At times, I find I must choose whether to write a blog post or work on manuscripts that are in various stages of development. For obvious reasons, I usually choose to work on manuscripts.
Typically, once the manuscripts that I am first author on are submitted for review, I post them on my CV page (e.g., this one). Today, I decided to post a manuscript (with a supplement) that is not yet under review. It’s currently in the hands of some co-authors, so I will post a revised version when I get their comments and prepare it for anonymous peer review.
This new paper is on the relationships between abstract phonological consonant categories (e.g., /p/, /b/, /t/, and /d/, as in ‘pin’, ‘bin’, ‘tin’, and ‘din’) and the measurable acoustic properties of produced consonants. The take-home points are:
- The mapping between categories and acoustics is many-to-many and very complex (more complex than one might gather from reading acoustic phonetics papers, even).

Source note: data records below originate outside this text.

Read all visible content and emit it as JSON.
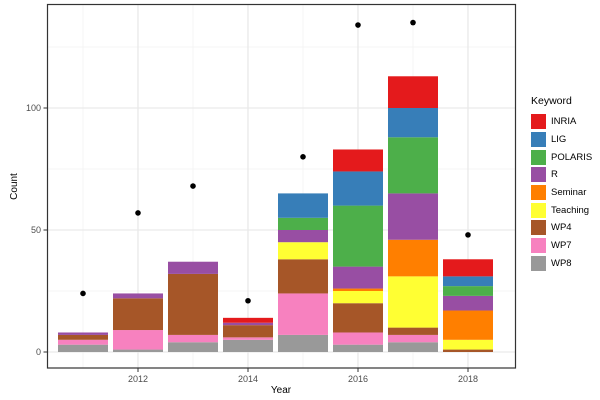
{
  "chart_data": {
    "type": "bar",
    "stacked": true,
    "title": "",
    "xlabel": "Year",
    "ylabel": "Count",
    "legend_title": "Keyword",
    "legend_position": "right",
    "grid": true,
    "theme": "bw",
    "x": [
      2011,
      2012,
      2013,
      2014,
      2015,
      2016,
      2017,
      2018
    ],
    "series": [
      {
        "name": "INRIA",
        "color": "#E41A1C",
        "values": [
          0,
          0,
          0,
          2,
          0,
          9,
          13,
          7
        ]
      },
      {
        "name": "LIG",
        "color": "#377EB8",
        "values": [
          0,
          0,
          0,
          0,
          10,
          14,
          12,
          4
        ]
      },
      {
        "name": "POLARIS",
        "color": "#4DAF4A",
        "values": [
          0,
          0,
          0,
          0,
          5,
          25,
          23,
          4
        ]
      },
      {
        "name": "R",
        "color": "#984EA3",
        "values": [
          1,
          2,
          5,
          1,
          5,
          9,
          19,
          6
        ]
      },
      {
        "name": "Seminar",
        "color": "#FF7F00",
        "values": [
          0,
          0,
          0,
          0,
          0,
          1,
          15,
          12
        ]
      },
      {
        "name": "Teaching",
        "color": "#FFFF33",
        "values": [
          0,
          0,
          0,
          0,
          7,
          5,
          21,
          4
        ]
      },
      {
        "name": "WP4",
        "color": "#A65628",
        "values": [
          2,
          13,
          25,
          5,
          14,
          12,
          3,
          1
        ]
      },
      {
        "name": "WP7",
        "color": "#F781BF",
        "values": [
          2,
          8,
          3,
          1,
          17,
          5,
          3,
          0
        ]
      },
      {
        "name": "WP8",
        "color": "#999999",
        "values": [
          3,
          1,
          4,
          5,
          7,
          3,
          4,
          0
        ]
      }
    ],
    "stack_order_bottom_to_top": [
      "WP8",
      "WP7",
      "WP4",
      "Teaching",
      "Seminar",
      "R",
      "POLARIS",
      "LIG",
      "INRIA"
    ],
    "bar_totals": [
      8,
      24,
      37,
      14,
      65,
      83,
      113,
      38
    ],
    "points": {
      "name": "total-marker-dots",
      "color": "#000000",
      "values": [
        24,
        57,
        68,
        21,
        80,
        134,
        135,
        48
      ]
    },
    "y_ticks": [
      0,
      50,
      100
    ],
    "y_minor_ticks": [
      25,
      75,
      125
    ],
    "x_ticks": [
      2012,
      2014,
      2016,
      2018
    ],
    "x_minor_ticks": [
      2011,
      2013,
      2015,
      2017
    ],
    "ylim": [
      0,
      142
    ],
    "colors": {
      "panel_border": "#333333",
      "major_grid": "#e9e9e9",
      "minor_grid": "#f4f4f4",
      "tick_label": "#4d4d4d",
      "axis_title": "#000000",
      "point": "#000000"
    }
  }
}
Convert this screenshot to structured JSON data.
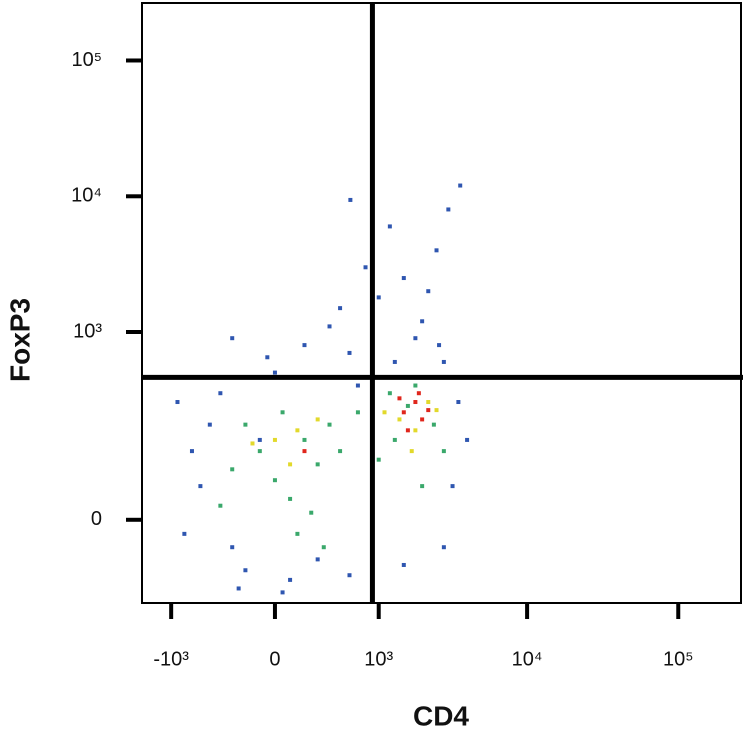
{
  "chart_data": {
    "type": "scatter",
    "xlabel": "CD4",
    "ylabel": "FoxP3",
    "xscale": "biexponential",
    "yscale": "biexponential",
    "xlim": [
      -1600,
      260000
    ],
    "ylim": [
      -160,
      265000
    ],
    "xticks": [
      {
        "value": -1000,
        "label": "-10³"
      },
      0,
      {
        "value": 1000,
        "label": "10³"
      },
      {
        "value": 10000,
        "label": "10⁴"
      },
      {
        "value": 100000,
        "label": "10⁵"
      }
    ],
    "yticks": [
      0,
      {
        "value": 1000,
        "label": "10³"
      },
      {
        "value": 10000,
        "label": "10⁴"
      },
      {
        "value": 100000,
        "label": "10⁵"
      }
    ],
    "quadrant_x": 900,
    "quadrant_y": 460,
    "series": [
      {
        "color": "#2f56b0",
        "x": [
          -600,
          -300,
          -100,
          -500,
          -200,
          100,
          300,
          600,
          -400,
          0,
          200,
          500,
          800,
          1200,
          1500,
          2000,
          2500,
          3000,
          1800,
          1000,
          600,
          -50,
          -700,
          -800,
          3500,
          4000,
          3200,
          2800,
          1500,
          900,
          -250,
          50,
          700,
          1300,
          2200,
          2600,
          -900,
          400,
          -300,
          3600,
          2800,
          610
        ],
        "y": [
          50,
          -40,
          150,
          200,
          -80,
          -100,
          -60,
          -90,
          350,
          500,
          800,
          1500,
          3000,
          6000,
          2500,
          1200,
          4000,
          8000,
          900,
          1800,
          700,
          650,
          120,
          -20,
          300,
          150,
          50,
          -40,
          -70,
          -100,
          -120,
          -130,
          400,
          600,
          2000,
          800,
          300,
          1100,
          900,
          12000,
          600,
          9400
        ]
      },
      {
        "color": "#3aa86b",
        "x": [
          -300,
          -100,
          0,
          100,
          200,
          300,
          400,
          -200,
          50,
          150,
          250,
          500,
          700,
          1000,
          1300,
          1600,
          2000,
          2400,
          2800,
          1200,
          1800,
          900,
          -400,
          350
        ],
        "y": [
          80,
          120,
          60,
          30,
          150,
          90,
          200,
          200,
          250,
          -20,
          10,
          120,
          250,
          100,
          150,
          280,
          50,
          200,
          120,
          350,
          400,
          300,
          20,
          -40
        ]
      },
      {
        "color": "#e2d92b",
        "x": [
          0,
          150,
          100,
          -150,
          300,
          1400,
          1800,
          2200,
          1100,
          1700,
          2500
        ],
        "y": [
          150,
          180,
          90,
          140,
          220,
          220,
          180,
          300,
          250,
          120,
          260
        ]
      },
      {
        "color": "#e0261c",
        "x": [
          1500,
          1800,
          2000,
          1600,
          2200,
          1900,
          200,
          1400
        ],
        "y": [
          250,
          300,
          220,
          180,
          260,
          350,
          120,
          320
        ]
      }
    ]
  }
}
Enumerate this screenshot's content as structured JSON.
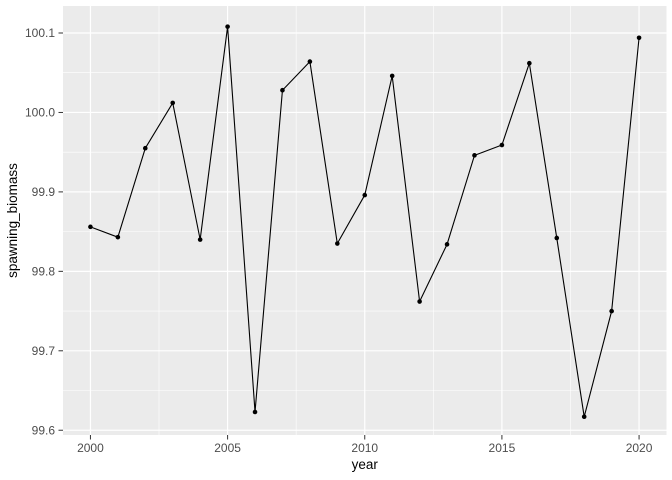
{
  "figure": {
    "background": "#FFFFFF"
  },
  "chart_data": {
    "type": "line",
    "title": "",
    "xlabel": "year",
    "ylabel": "spawning_biomass",
    "x": [
      2000,
      2001,
      2002,
      2003,
      2004,
      2005,
      2006,
      2007,
      2008,
      2009,
      2010,
      2011,
      2012,
      2013,
      2014,
      2015,
      2016,
      2017,
      2018,
      2019,
      2020
    ],
    "y": [
      99.856,
      99.843,
      99.955,
      100.012,
      99.84,
      100.108,
      99.623,
      100.028,
      100.064,
      99.835,
      99.896,
      100.046,
      99.762,
      99.834,
      99.946,
      99.959,
      100.062,
      99.842,
      99.617,
      99.75,
      100.094
    ],
    "xlim": [
      1999,
      2021
    ],
    "ylim": [
      99.594,
      100.134
    ],
    "x_ticks": {
      "values": [
        2000,
        2005,
        2010,
        2015,
        2020
      ],
      "labels": [
        "2000",
        "2005",
        "2010",
        "2015",
        "2020"
      ]
    },
    "y_ticks": {
      "values": [
        99.6,
        99.7,
        99.8,
        99.9,
        100.0,
        100.1
      ],
      "labels": [
        "99.6",
        "99.7",
        "99.8",
        "99.9",
        "100.0",
        "100.1"
      ]
    },
    "x_minor": [
      2002.5,
      2007.5,
      2012.5,
      2017.5
    ],
    "y_minor": [
      99.65,
      99.75,
      99.85,
      99.95,
      100.05
    ],
    "grid": "on",
    "legend": "none",
    "marker": "point",
    "style": {
      "panel_bg": "#EBEBEB",
      "grid_major": "#FFFFFF",
      "grid_minor": "#FFFFFF",
      "line_color": "#000000",
      "point_color": "#000000",
      "tick_label_color": "#4D4D4D",
      "axis_title_color": "#000000",
      "tick_mark_color": "#333333"
    }
  }
}
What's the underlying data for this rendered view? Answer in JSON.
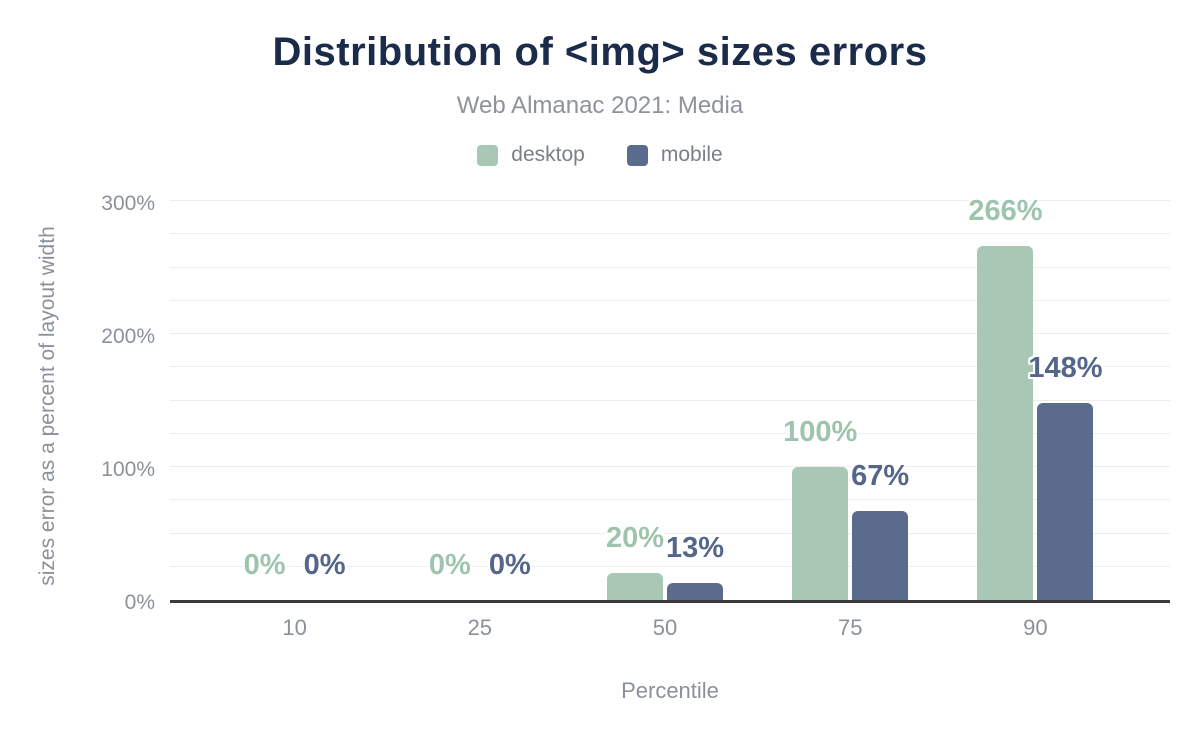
{
  "chart_data": {
    "type": "bar",
    "title": "Distribution of <img> sizes errors",
    "subtitle": "Web Almanac 2021: Media",
    "xlabel": "Percentile",
    "ylabel": "sizes error as a percent of layout width",
    "categories": [
      "10",
      "25",
      "50",
      "75",
      "90"
    ],
    "series": [
      {
        "name": "desktop",
        "color": "#a8c8b5",
        "label_color": "#9fc4ae",
        "values": [
          0,
          0,
          20,
          100,
          266
        ],
        "labels": [
          "0%",
          "0%",
          "20%",
          "100%",
          "266%"
        ]
      },
      {
        "name": "mobile",
        "color": "#5a6b8e",
        "label_color": "#54668a",
        "values": [
          0,
          0,
          13,
          67,
          148
        ],
        "labels": [
          "0%",
          "0%",
          "13%",
          "67%",
          "148%"
        ]
      }
    ],
    "value_suffix": "%",
    "ylim": [
      0,
      300
    ],
    "y_ticks": [
      {
        "value": 0,
        "label": "0%"
      },
      {
        "value": 100,
        "label": "100%"
      },
      {
        "value": 200,
        "label": "200%"
      },
      {
        "value": 300,
        "label": "300%"
      }
    ],
    "grid_interval": 25,
    "grid_on": true,
    "legend_position": "top"
  },
  "styles": {
    "background": "#ffffff",
    "title_color": "#1b2b4a",
    "subtitle_color": "#8e9399",
    "legend_text_color": "#7b8086",
    "axis_line_color": "#3a3a3a",
    "gridline_color": "#ededed",
    "tick_text_color": "#8b9198"
  }
}
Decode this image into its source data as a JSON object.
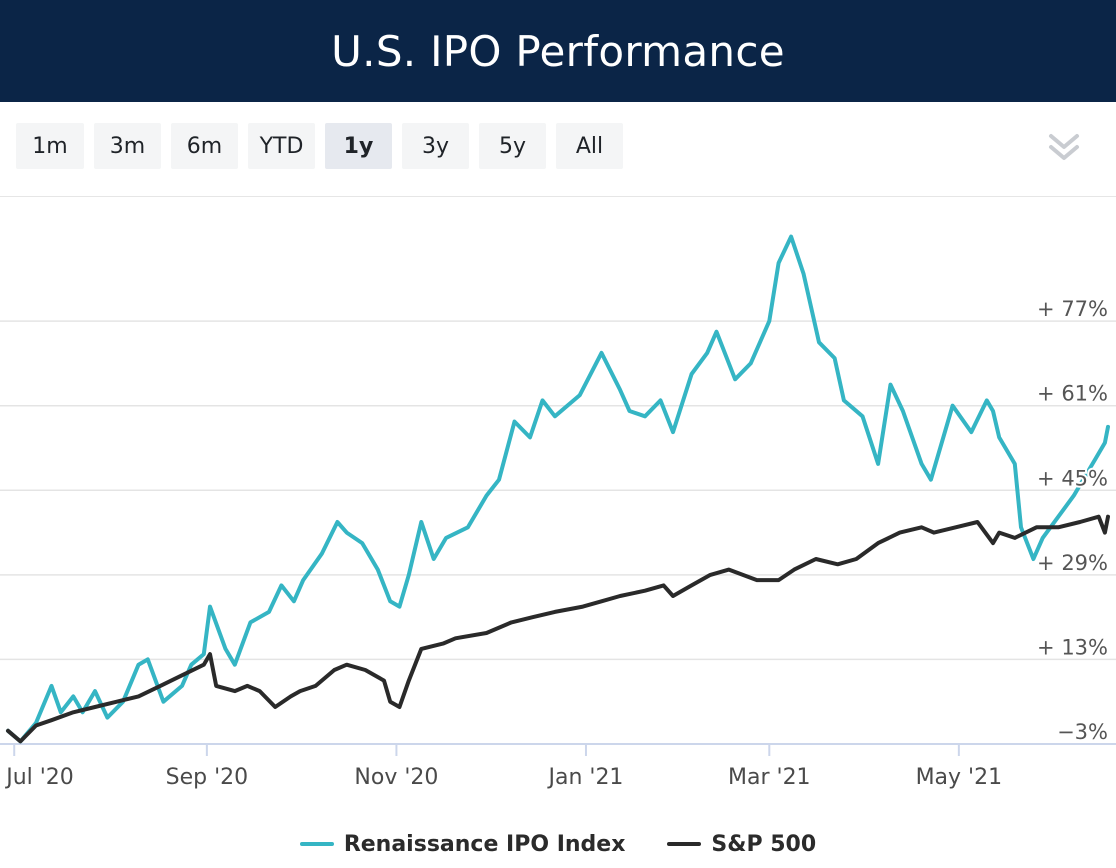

- The common assumptions of homogeneity of variance and statistical independence between acoustic measures are usually wrong.
- Syllable position (e.g., ‘pea’ vs. ‘eep’) modulates the acoustic structure of phonological categories in a number of complicated ways.
I’ll have another new manuscript up soon, this one on various theoretical and statistical issues with GRT model identifiability. I also plan to write a long(ish) post about the first paper in the new issue of Language (TOC pdf) before too long, since it’s a compelling mix of an interesting empirical pattern and either sloppy or nefarious statistical treatment, which is turning out to be the kind of thing that gets me going, blog-wise.